Rambus’ Suresh Andani has written a detailed Semiconductor Engineering article that explores how PCIe 5 can effectively accelerate AI and ML applications. According to Andani, the rapid adoption of sophisticated artificial intelligence/machine learning (AI/ML) applications and the shift to cloud-based workloads has significantly increased network traffic in recent years. However, the paradigm of virtualization can no longer keep up with the AI/ML applications and cloud-based workloads that are quickly outpacing server compute capacity.
“AI workloads – including machine learning and deep learning – require a new generation of computing architectures,” he explains. “This is because AI applications generate, move and process massive amounts of data at real time speeds. For example, a smart car generates around 4TB of data per day, while AI and ML training model sizes continue to double approximately every 3-4 months.”
As Andani notes, AI applications across multiple verticals are demanding significant amounts of memory bandwidth to support the processing of extremely large data sets. Moreover, unlike traditional multi-level caching architectures, AI applications require direct and fast access to memory.
“Additional characteristics and requirements of AI-specific applications include parallel computing, low-precision computing and empirical analysis assumption,” he explains. “AI/ML workloads are [also] extremely compute intensive – and they are shifting system architecture from traditional CPU-based computing towards more heterogenous/distributed computing.”
Looking beyond AI/ML applications, says Andani, the conventional data center paradigm is evolving due to the ongoing shift to cloud computing.
“Enterprise workloads are moving to the cloud: 45% were cloud-based in 2017, while over 60% were cloud-based in 2019. As such, data centers are leveraging hyperscale computing and networking to meet the needs of cloud-based workloads,” he elaborates. “Because the economies of scale are driven by increasing the bandwidth per physical unit of space, this new cloud-based model (along with AI/ML applications) is accelerating the adoption of higher speed networking protocols that double in speed approximately every two years: 100GbE ->200GbE-> 400GbE->800GbE.”
The steady march towards 400GbE cloud networking and the evolution of sophisticated AI/ML workloads is pushing the need for doubling the PCIe bandwidth every two years to effectively move data between compute nodes.
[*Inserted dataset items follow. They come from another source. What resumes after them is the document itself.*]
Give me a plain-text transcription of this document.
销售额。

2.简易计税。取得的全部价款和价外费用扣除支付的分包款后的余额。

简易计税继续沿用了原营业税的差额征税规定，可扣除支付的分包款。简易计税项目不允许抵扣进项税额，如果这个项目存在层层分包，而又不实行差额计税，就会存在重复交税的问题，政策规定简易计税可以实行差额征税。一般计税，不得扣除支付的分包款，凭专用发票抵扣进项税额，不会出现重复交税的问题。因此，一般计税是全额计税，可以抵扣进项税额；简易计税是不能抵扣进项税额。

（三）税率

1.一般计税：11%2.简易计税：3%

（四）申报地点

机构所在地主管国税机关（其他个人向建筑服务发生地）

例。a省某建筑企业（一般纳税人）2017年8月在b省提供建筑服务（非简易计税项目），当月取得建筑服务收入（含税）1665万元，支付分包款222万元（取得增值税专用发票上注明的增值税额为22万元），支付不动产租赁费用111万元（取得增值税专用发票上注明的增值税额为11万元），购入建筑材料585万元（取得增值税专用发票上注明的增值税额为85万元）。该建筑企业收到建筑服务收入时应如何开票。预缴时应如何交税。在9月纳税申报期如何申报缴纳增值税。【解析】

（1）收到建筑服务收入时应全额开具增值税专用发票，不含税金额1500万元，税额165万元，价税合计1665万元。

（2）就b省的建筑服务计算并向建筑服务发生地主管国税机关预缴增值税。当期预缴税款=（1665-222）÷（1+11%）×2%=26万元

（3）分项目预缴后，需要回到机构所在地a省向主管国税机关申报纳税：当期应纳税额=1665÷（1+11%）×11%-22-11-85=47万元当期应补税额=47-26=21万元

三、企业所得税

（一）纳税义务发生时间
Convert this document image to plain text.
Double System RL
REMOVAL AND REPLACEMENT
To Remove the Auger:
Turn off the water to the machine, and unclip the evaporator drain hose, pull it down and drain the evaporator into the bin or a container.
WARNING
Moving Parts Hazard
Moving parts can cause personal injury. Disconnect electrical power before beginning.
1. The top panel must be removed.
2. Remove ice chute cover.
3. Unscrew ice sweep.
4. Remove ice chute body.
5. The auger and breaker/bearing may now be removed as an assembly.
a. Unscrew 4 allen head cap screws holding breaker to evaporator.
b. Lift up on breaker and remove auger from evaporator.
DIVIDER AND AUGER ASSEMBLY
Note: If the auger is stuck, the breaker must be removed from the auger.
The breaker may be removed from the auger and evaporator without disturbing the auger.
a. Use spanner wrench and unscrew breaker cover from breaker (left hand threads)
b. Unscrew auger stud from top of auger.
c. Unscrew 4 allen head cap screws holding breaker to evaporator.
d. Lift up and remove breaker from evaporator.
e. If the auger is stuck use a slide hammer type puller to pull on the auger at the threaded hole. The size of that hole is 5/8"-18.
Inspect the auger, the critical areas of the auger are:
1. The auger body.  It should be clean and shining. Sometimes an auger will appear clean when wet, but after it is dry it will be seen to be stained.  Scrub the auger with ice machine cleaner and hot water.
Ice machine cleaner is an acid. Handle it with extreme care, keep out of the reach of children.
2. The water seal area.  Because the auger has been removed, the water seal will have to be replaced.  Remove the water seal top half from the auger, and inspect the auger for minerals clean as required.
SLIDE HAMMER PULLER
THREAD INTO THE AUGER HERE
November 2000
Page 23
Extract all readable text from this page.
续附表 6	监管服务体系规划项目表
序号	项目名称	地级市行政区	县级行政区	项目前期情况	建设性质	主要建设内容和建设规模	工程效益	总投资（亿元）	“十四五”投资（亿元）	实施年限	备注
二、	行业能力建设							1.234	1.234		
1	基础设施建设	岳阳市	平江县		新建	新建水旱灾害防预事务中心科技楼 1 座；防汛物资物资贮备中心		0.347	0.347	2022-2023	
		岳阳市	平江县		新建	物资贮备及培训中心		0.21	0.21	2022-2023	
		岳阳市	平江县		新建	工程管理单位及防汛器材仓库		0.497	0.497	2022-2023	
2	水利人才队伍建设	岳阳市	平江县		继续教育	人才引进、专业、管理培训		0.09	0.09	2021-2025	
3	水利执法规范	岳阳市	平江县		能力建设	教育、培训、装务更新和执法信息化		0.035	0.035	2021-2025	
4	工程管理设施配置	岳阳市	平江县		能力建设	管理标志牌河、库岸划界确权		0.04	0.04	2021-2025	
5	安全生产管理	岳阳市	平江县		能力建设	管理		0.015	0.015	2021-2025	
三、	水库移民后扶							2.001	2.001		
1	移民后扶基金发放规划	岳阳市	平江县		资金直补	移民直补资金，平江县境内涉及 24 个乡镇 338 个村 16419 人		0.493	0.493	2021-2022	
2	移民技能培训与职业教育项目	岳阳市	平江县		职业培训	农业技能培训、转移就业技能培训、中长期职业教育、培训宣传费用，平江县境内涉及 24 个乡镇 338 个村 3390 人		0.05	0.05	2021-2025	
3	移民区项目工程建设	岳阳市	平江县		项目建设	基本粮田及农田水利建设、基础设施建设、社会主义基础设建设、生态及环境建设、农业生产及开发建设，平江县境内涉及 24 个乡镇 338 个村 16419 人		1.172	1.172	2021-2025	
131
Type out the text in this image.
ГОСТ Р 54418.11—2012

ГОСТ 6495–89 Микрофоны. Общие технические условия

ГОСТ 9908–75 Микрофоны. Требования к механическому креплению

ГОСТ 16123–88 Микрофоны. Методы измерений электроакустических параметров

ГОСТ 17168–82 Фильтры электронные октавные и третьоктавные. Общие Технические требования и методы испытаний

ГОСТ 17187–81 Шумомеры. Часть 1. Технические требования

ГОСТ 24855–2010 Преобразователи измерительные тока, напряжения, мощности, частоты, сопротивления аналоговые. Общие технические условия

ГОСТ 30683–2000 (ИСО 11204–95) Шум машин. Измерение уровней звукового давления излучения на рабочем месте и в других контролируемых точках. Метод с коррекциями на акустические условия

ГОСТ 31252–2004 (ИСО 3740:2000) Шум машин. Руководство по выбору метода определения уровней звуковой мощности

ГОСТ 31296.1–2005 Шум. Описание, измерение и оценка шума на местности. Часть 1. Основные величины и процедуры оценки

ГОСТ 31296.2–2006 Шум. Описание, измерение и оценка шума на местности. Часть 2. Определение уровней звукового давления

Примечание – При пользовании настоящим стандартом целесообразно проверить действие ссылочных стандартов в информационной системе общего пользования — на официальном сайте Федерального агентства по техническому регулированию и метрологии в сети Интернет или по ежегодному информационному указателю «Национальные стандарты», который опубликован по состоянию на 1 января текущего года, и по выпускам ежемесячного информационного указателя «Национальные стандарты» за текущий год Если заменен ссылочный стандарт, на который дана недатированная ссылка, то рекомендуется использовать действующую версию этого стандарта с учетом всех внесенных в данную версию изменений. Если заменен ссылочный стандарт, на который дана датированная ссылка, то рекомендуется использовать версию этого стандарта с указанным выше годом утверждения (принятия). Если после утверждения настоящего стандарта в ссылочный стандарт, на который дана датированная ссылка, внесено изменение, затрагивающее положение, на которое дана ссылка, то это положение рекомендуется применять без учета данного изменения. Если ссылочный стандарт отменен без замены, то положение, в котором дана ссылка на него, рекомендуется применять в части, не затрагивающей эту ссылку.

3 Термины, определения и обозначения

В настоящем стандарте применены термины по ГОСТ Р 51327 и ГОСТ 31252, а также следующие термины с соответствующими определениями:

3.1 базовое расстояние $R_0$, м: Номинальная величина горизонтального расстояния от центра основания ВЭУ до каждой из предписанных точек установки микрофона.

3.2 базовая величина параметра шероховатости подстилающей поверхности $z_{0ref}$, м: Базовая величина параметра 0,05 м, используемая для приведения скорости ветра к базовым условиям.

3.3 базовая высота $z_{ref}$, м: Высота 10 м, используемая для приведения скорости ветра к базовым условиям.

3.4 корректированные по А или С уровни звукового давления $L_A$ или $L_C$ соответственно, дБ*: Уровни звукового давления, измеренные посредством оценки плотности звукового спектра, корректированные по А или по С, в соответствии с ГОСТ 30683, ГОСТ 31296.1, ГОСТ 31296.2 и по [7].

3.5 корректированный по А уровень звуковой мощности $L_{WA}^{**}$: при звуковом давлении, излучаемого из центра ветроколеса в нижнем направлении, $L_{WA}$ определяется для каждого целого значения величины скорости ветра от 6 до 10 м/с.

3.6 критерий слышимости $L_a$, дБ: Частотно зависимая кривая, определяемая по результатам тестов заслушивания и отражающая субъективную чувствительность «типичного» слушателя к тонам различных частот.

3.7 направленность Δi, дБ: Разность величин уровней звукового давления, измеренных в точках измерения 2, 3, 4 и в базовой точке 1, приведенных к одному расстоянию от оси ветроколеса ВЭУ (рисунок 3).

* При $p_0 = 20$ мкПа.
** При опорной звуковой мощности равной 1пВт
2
“PCIe5 – with an aggregate link bandwidth of 128GB/s in a x16 configuration – addresses these demands without ‘boiling the ocean’ as it is built on the proven PCIe framework,” he explains. “Essentially, the PCIe interface is the backbone that moves high-bandwidth data between various compute nodes (CPUs, GPUs, FPGAs, custom-build ASIC accelerators) in a heterogenous compute setup.”
For system designers, says Andani, significant signal integrity experience is required to support the latest networking protocols like 400GbE.
“The performance of SoCs is contingent upon how fast data can be moved in, out and between other components. Because the physical size of SoCs remain approximately constant, bandwidth increases are primarily achieved by increasing the speed (data rate) of data per pin. Issues related to higher speeds – such as loss, cross talk and reflections – all become more pronounced as data rates increase,” he adds.
As Andani emphasizes, significant increases in speed are required to support AI/ML applications such as massive training models and real-time inference.
“This means that all supporting technologies – such as CPU, memory access bandwidth and interface speeds – need to double every 1-2 years. PCIe 5.0, the latest PCIe standard, represents a doubling over PCIe 4.0: 32GT/s vs. 16GT/s, with a x16 link bandwidth of 128 GBps.”
To effectively meet the demands of AI/ML applications and cloud-based workloads, says Andani, a PCIe 5.0 interface should be a comprehensive solution built on an advanced process node such as 7nm (FINFET). In addition, the solution should comprise a co-verified PHY and digital controller. As well, the PCIe 5.0 interface should support Compute Express Link (CXL) connectivity between host processor and workload accelerators for heterogenous computing.
“The introduction of CXL (which uses the same transport layer as PCIe5) provides high-performance computing (HPC) and AI/ML system designers with a low-latency cache- coherent interconnect to virtually unify the system memory across various compute nodes,” he elaborates.
Additional key features and capabilities should include:
- 32 GT/s bandwidth per lane with 128 GB/s bandwidth in x16 configuration
- Backward compatibility to PCIe 4.0, 3.0 and 2.0
- Advanced multi-tap transceiver and receiver equalization to compensate for more than 36dB of insertion loss
“PCIe 5.0, the latest PCIe standard, represents a doubling over PCIe 4.0: 32GT/s vs. 16GT/s, with an aggregate x16 link bandwidth of 128 GBps. At these speeds, it is important for systems designers to have significant signal integrity experience to prevent loss, crosstalk and reflections,” Andani concludes.